Stress is just one threat to our emotional wellness. When emotions become beyond our control other mental health concerns can surface such as depression. Andrew Solomon speaks openly and eloquently about his experience with depression in his TED Talks Depression, The Secret We Share and How The Worst Moments In Our Lives Make Us Who We Are. He says that “emotion can be more real than fact” and that “depression is a family secret everyone has”. He goes on to accurately separate depression from grief (which is reactive), and sadness (a normal human emotion). He says mood is adaptive and depression is maladaptive. It is amazing to think that our moods, or emotions, really shape the person we are.
How do we deal with difficult emotions before they take over our emotional well-being?
I wish I had a tidy answer to this question that could be prescribed to us all. Most of us feel a range of emotions, which is part of the human experience, and when we feel miserable or anxious, we want nothing more than to erase that feeling. Doc Mike Evans, in his his video The Science of Making Us Happy!, offers another way to look at our subjective emotional well-being. He says that our predictors of ‘happiness’ fall heavily toward our genes (50% is pre-programmed if you will), followed closely by life choices & behaviours (40%), and life circumstances contributing the least (10%). As Solomon says, “happiness is not the opposite of depression”, but improving our emotional wellness can in turn help us when times are difficult or we feel unhappy.

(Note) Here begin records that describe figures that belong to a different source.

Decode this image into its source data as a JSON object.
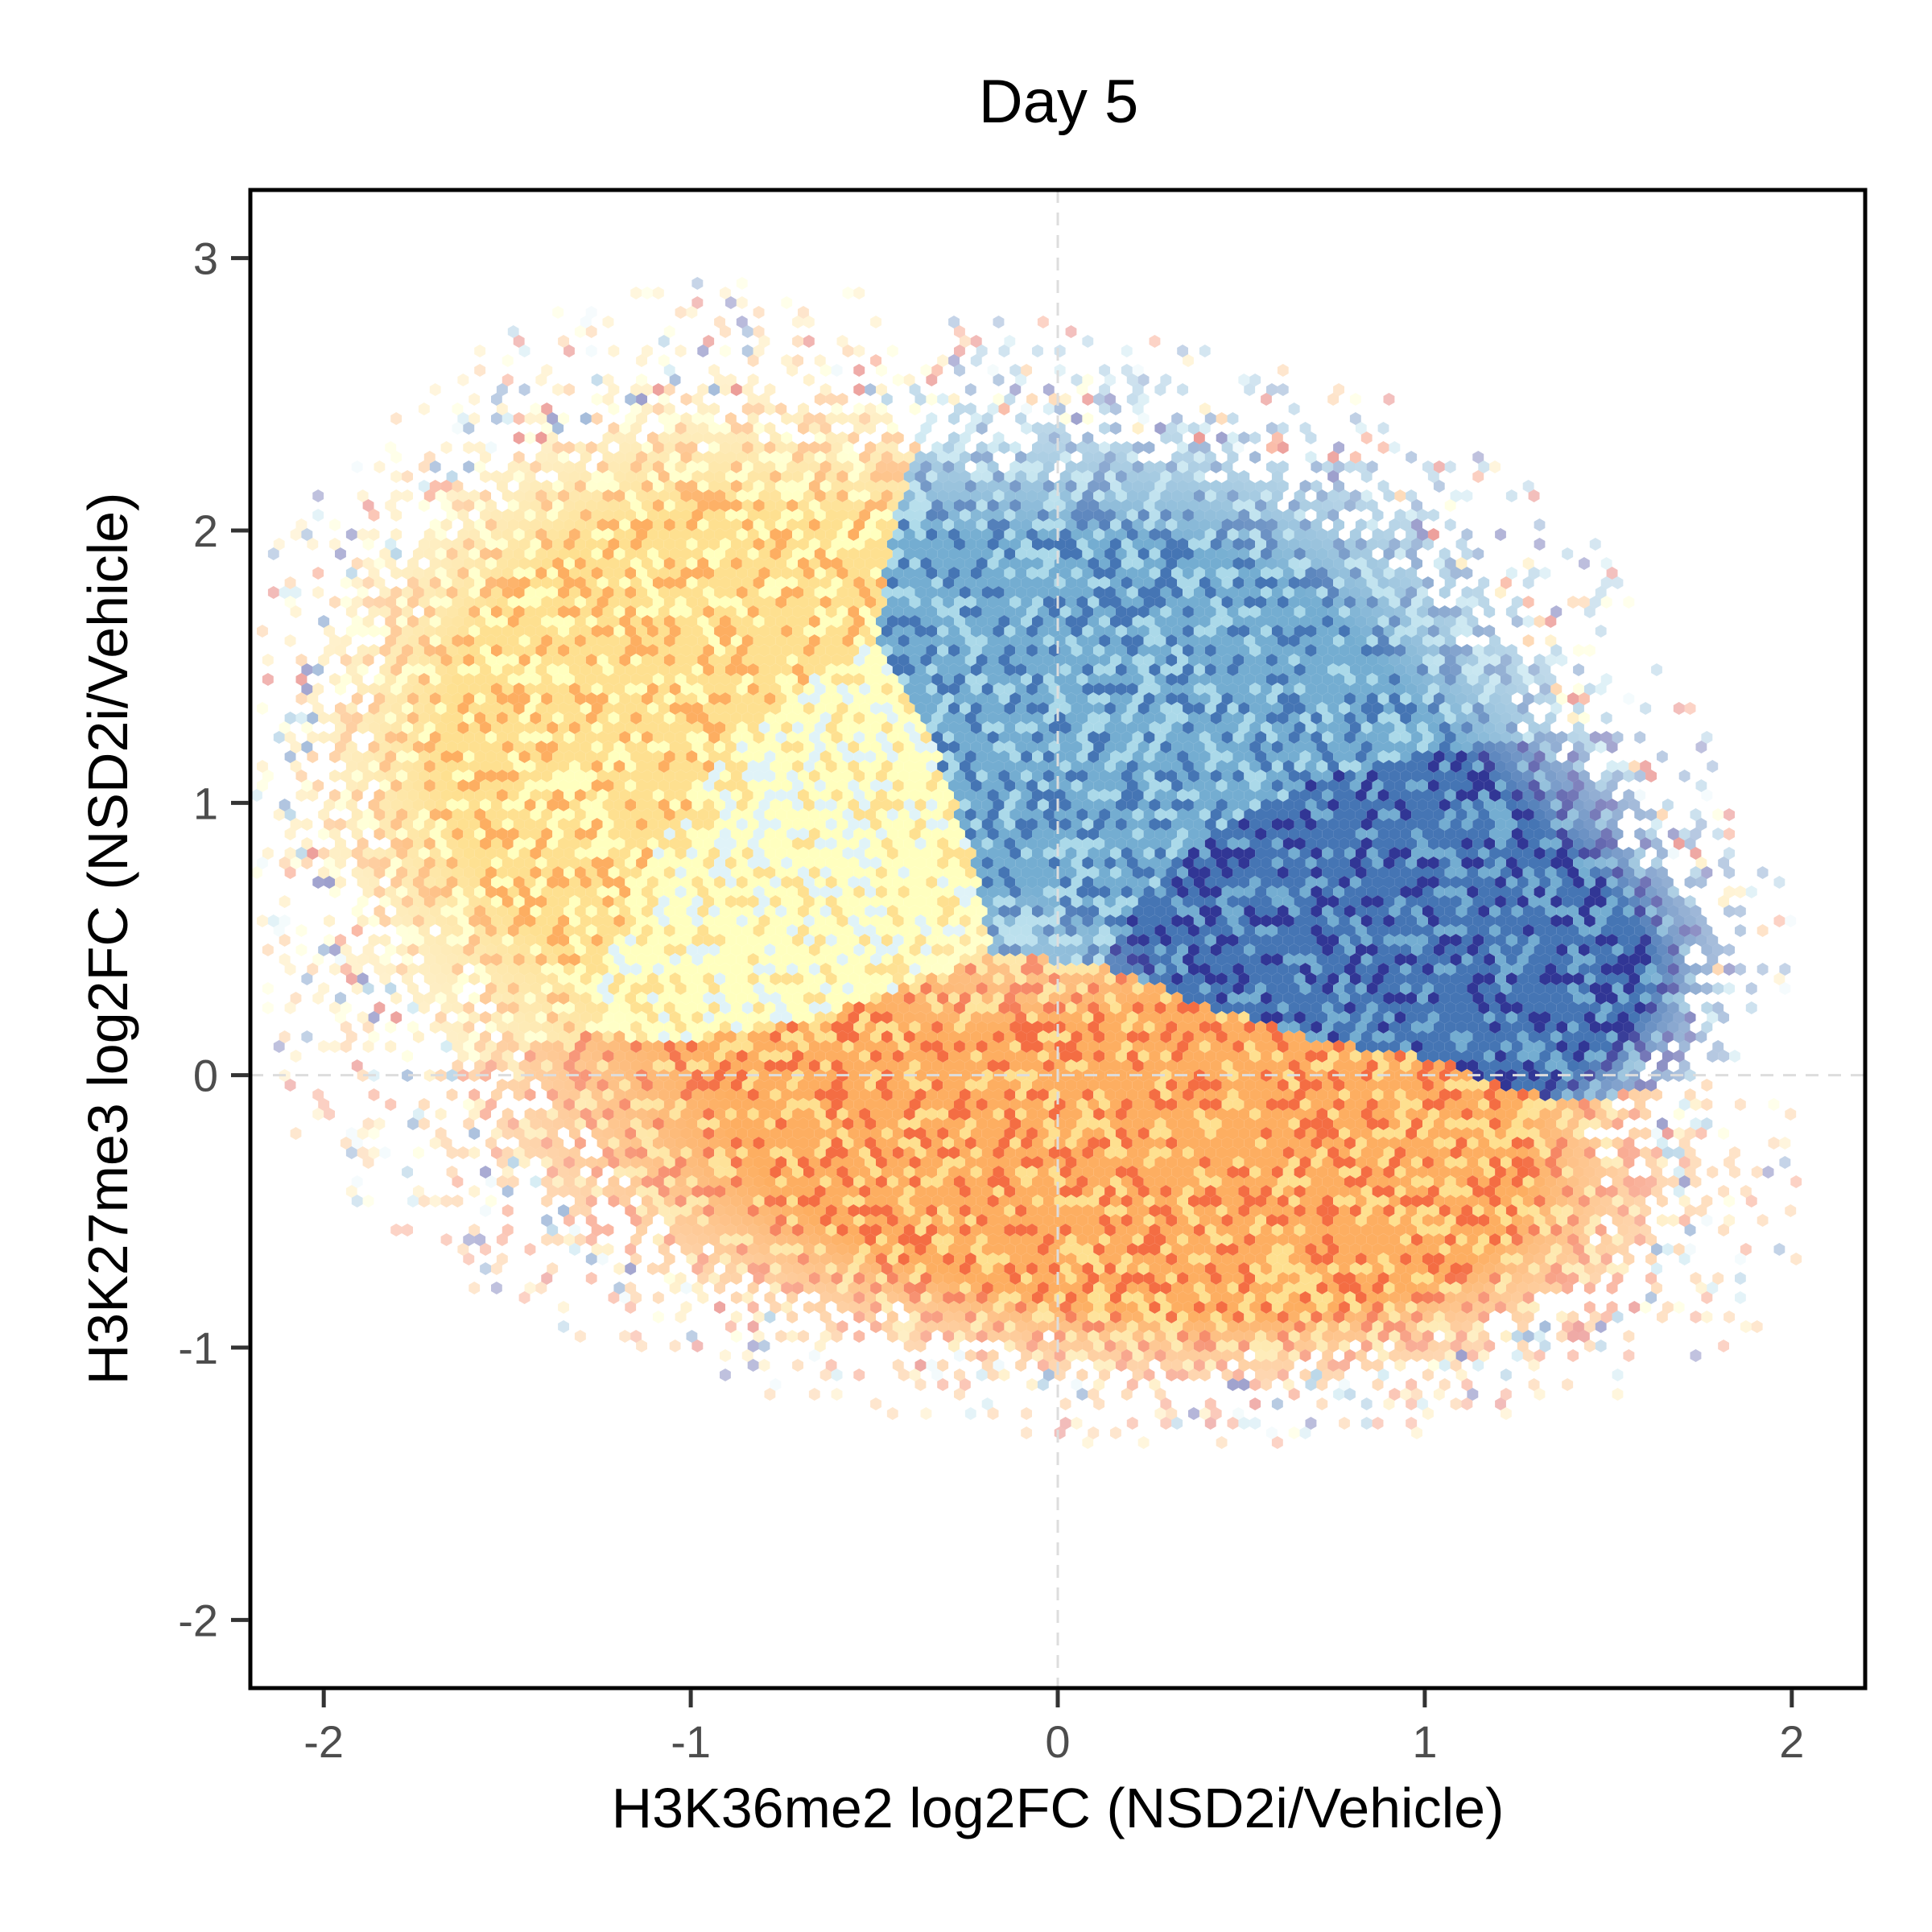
{
  "chart_data": {
    "type": "heatmap",
    "subtype": "hexbin",
    "title": "Day 5",
    "xlabel": "H3K36me2 log2FC (NSD2i/Vehicle)",
    "ylabel": "H3K27me3 log2FC (NSD2i/Vehicle)",
    "xlim": [
      -2.2,
      2.2
    ],
    "ylim": [
      -2.25,
      3.25
    ],
    "x_ticks": [
      -2,
      -1,
      0,
      1,
      2
    ],
    "y_ticks": [
      -2,
      -1,
      0,
      1,
      2,
      3
    ],
    "x_tick_labels": [
      "-2",
      "-1",
      "0",
      "1",
      "2"
    ],
    "y_tick_labels": [
      "-2",
      "-1",
      "0",
      "1",
      "2",
      "3"
    ],
    "reference_lines": {
      "x": 0,
      "y": 0,
      "style": "dashed",
      "color": "#dddddd"
    },
    "grid": false,
    "legend": "none",
    "color_scale": [
      "#313695",
      "#4575b4",
      "#74add1",
      "#abd9e9",
      "#e0f3f8",
      "#ffffbf",
      "#fee090",
      "#fdae61",
      "#f46d43",
      "#d73027"
    ],
    "clusters": [
      {
        "center": [
          0.05,
          -0.35
        ],
        "sd": [
          0.78,
          0.38
        ],
        "tilt": -0.12,
        "color_index": 7
      },
      {
        "center": [
          0.55,
          -0.35
        ],
        "sd": [
          0.45,
          0.3
        ],
        "tilt": -0.05,
        "color_index": 7
      },
      {
        "center": [
          -1.15,
          1.35
        ],
        "sd": [
          0.45,
          0.62
        ],
        "tilt": -0.35,
        "color_index": 6
      },
      {
        "center": [
          -0.75,
          0.95
        ],
        "sd": [
          0.35,
          0.5
        ],
        "tilt": -0.3,
        "color_index": 5
      },
      {
        "center": [
          0.25,
          1.4
        ],
        "sd": [
          0.55,
          0.5
        ],
        "tilt": -0.45,
        "color_index": 2
      },
      {
        "center": [
          0.85,
          0.7
        ],
        "sd": [
          0.45,
          0.35
        ],
        "tilt": -0.4,
        "color_index": 1
      },
      {
        "center": [
          1.3,
          0.35
        ],
        "sd": [
          0.22,
          0.22
        ],
        "tilt": -0.3,
        "color_index": 1
      }
    ]
  }
}
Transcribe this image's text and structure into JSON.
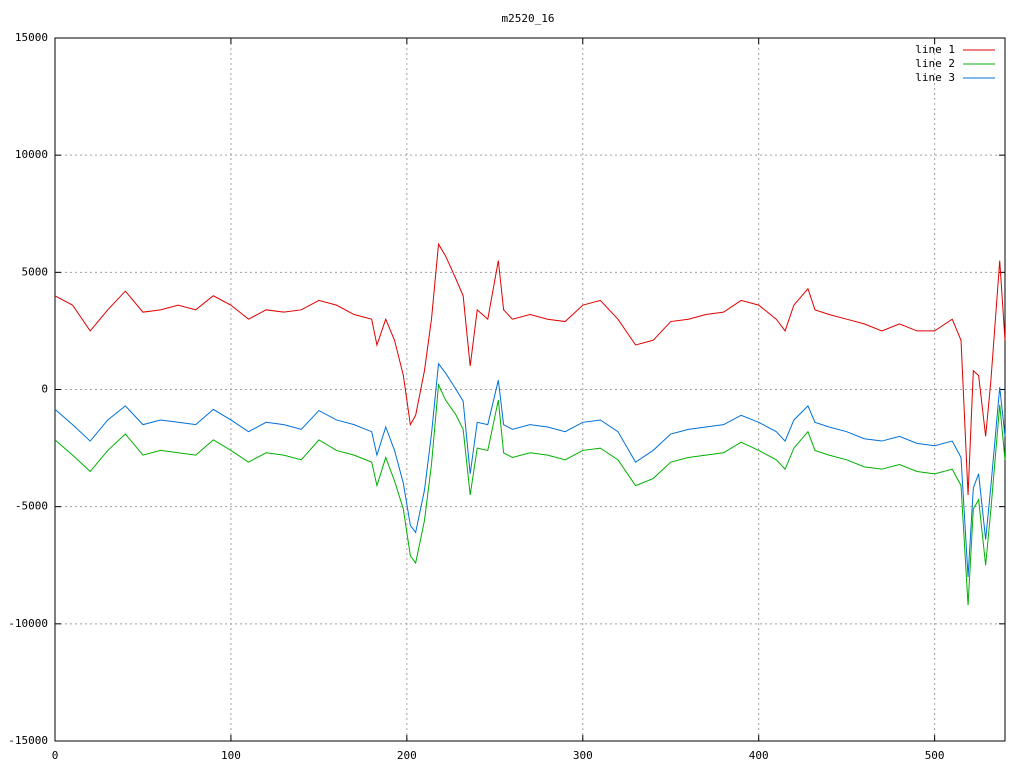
{
  "chart_data": {
    "type": "line",
    "title": "m2520_16",
    "x": [
      0,
      10,
      20,
      30,
      40,
      50,
      60,
      70,
      80,
      90,
      100,
      110,
      120,
      130,
      140,
      150,
      160,
      170,
      180,
      183,
      188,
      193,
      198,
      202,
      205,
      210,
      214,
      218,
      222,
      228,
      232,
      236,
      240,
      246,
      252,
      255,
      260,
      270,
      280,
      290,
      300,
      310,
      320,
      330,
      340,
      350,
      360,
      370,
      380,
      390,
      400,
      410,
      415,
      420,
      428,
      432,
      440,
      450,
      460,
      470,
      480,
      490,
      500,
      510,
      515,
      519,
      522,
      525,
      529,
      532,
      537,
      540
    ],
    "series": [
      {
        "name": "line 1",
        "color": "#e00000",
        "values": [
          4000,
          3600,
          2500,
          3400,
          4200,
          3300,
          3400,
          3600,
          3400,
          4000,
          3600,
          3000,
          3400,
          3300,
          3400,
          3800,
          3600,
          3200,
          3000,
          1900,
          3000,
          2100,
          600,
          -1500,
          -1100,
          800,
          3000,
          6200,
          5700,
          4700,
          4000,
          1000,
          3400,
          3000,
          5500,
          3400,
          3000,
          3200,
          3000,
          2900,
          3600,
          3800,
          3000,
          1900,
          2100,
          2900,
          3000,
          3200,
          3300,
          3800,
          3600,
          3000,
          2500,
          3600,
          4300,
          3400,
          3200,
          3000,
          2800,
          2500,
          2800,
          2500,
          2500,
          3000,
          2100,
          -4500,
          800,
          600,
          -2000,
          400,
          5500,
          2100
        ]
      },
      {
        "name": "line 2",
        "color": "#00b000",
        "values": [
          -2150,
          -2800,
          -3500,
          -2600,
          -1900,
          -2800,
          -2600,
          -2700,
          -2800,
          -2150,
          -2600,
          -3100,
          -2700,
          -2800,
          -3000,
          -2150,
          -2600,
          -2800,
          -3100,
          -4100,
          -2900,
          -3900,
          -5100,
          -7100,
          -7400,
          -5600,
          -3200,
          200,
          -450,
          -1100,
          -1700,
          -4500,
          -2500,
          -2600,
          -450,
          -2700,
          -2900,
          -2700,
          -2800,
          -3000,
          -2600,
          -2500,
          -3000,
          -4100,
          -3800,
          -3100,
          -2900,
          -2800,
          -2700,
          -2250,
          -2600,
          -3000,
          -3400,
          -2500,
          -1800,
          -2600,
          -2800,
          -3000,
          -3300,
          -3400,
          -3200,
          -3500,
          -3600,
          -3400,
          -4100,
          -9200,
          -5100,
          -4700,
          -7500,
          -5100,
          -650,
          -3000
        ]
      },
      {
        "name": "line 3",
        "color": "#0070d8",
        "values": [
          -850,
          -1500,
          -2200,
          -1300,
          -700,
          -1500,
          -1300,
          -1400,
          -1500,
          -850,
          -1300,
          -1800,
          -1400,
          -1500,
          -1700,
          -900,
          -1300,
          -1500,
          -1800,
          -2800,
          -1600,
          -2600,
          -4000,
          -5800,
          -6100,
          -4300,
          -1900,
          1100,
          700,
          0,
          -500,
          -3600,
          -1400,
          -1500,
          400,
          -1500,
          -1700,
          -1500,
          -1600,
          -1800,
          -1400,
          -1300,
          -1800,
          -3100,
          -2600,
          -1900,
          -1700,
          -1600,
          -1500,
          -1100,
          -1400,
          -1800,
          -2200,
          -1300,
          -700,
          -1400,
          -1600,
          -1800,
          -2100,
          -2200,
          -2000,
          -2300,
          -2400,
          -2200,
          -2900,
          -8000,
          -4200,
          -3600,
          -6400,
          -4100,
          100,
          -2000
        ]
      }
    ],
    "xlim": [
      0,
      540
    ],
    "ylim": [
      -15000,
      15000
    ],
    "xticks": [
      0,
      100,
      200,
      300,
      400,
      500
    ],
    "yticks": [
      -15000,
      -10000,
      -5000,
      0,
      5000,
      10000,
      15000
    ],
    "grid": true,
    "legend": "top-right"
  }
}
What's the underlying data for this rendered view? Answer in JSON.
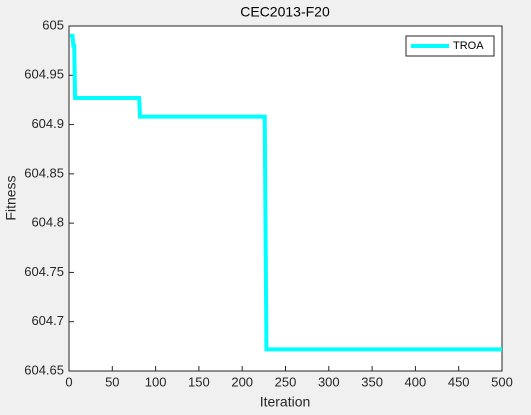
{
  "chart_data": {
    "type": "line",
    "title": "CEC2013-F20",
    "x_label": "Iteration",
    "y_label": "Fitness",
    "x": [
      1,
      4,
      5,
      6,
      7,
      81,
      82,
      226,
      228,
      500
    ],
    "series": [
      {
        "name": "TROA",
        "color": "#00ffff",
        "values": [
          604.99,
          604.99,
          604.98,
          604.98,
          604.927,
          604.927,
          604.908,
          604.908,
          604.672,
          604.672
        ]
      }
    ],
    "xlim": [
      0,
      500
    ],
    "xticks": [
      0,
      50,
      100,
      150,
      200,
      250,
      300,
      350,
      400,
      450,
      500
    ],
    "ylim": [
      604.65,
      605
    ],
    "yticks": [
      604.65,
      604.7,
      604.75,
      604.8,
      604.85,
      604.9,
      604.95,
      605
    ],
    "grid": false,
    "legend": "northeast"
  }
}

Evans points out two common ways to live our lives in order to extract the most ‘joy’ we can:
- recognizing what we do have – gratitude
- extracting from the present – mindfulness
He also points to other life choices that enhance our emotional well-being including our relationships, kindness, altruism, forgiveness, and physical activity. The highest predictor of a healthy and happy life ends up being connectedness – to family, friends and community.
True our emotions are not always fact. Sometimes we don’t have a reason to feel sad or anxious, but they shape our lives nonetheless. Our subjective emotional well-being is for the most part within our control.
In the end, feeling grateful for what we have, enjoying each moment and surrounding ourselves with people who lift us up, will put us on the path toward a life rich with positive emotions.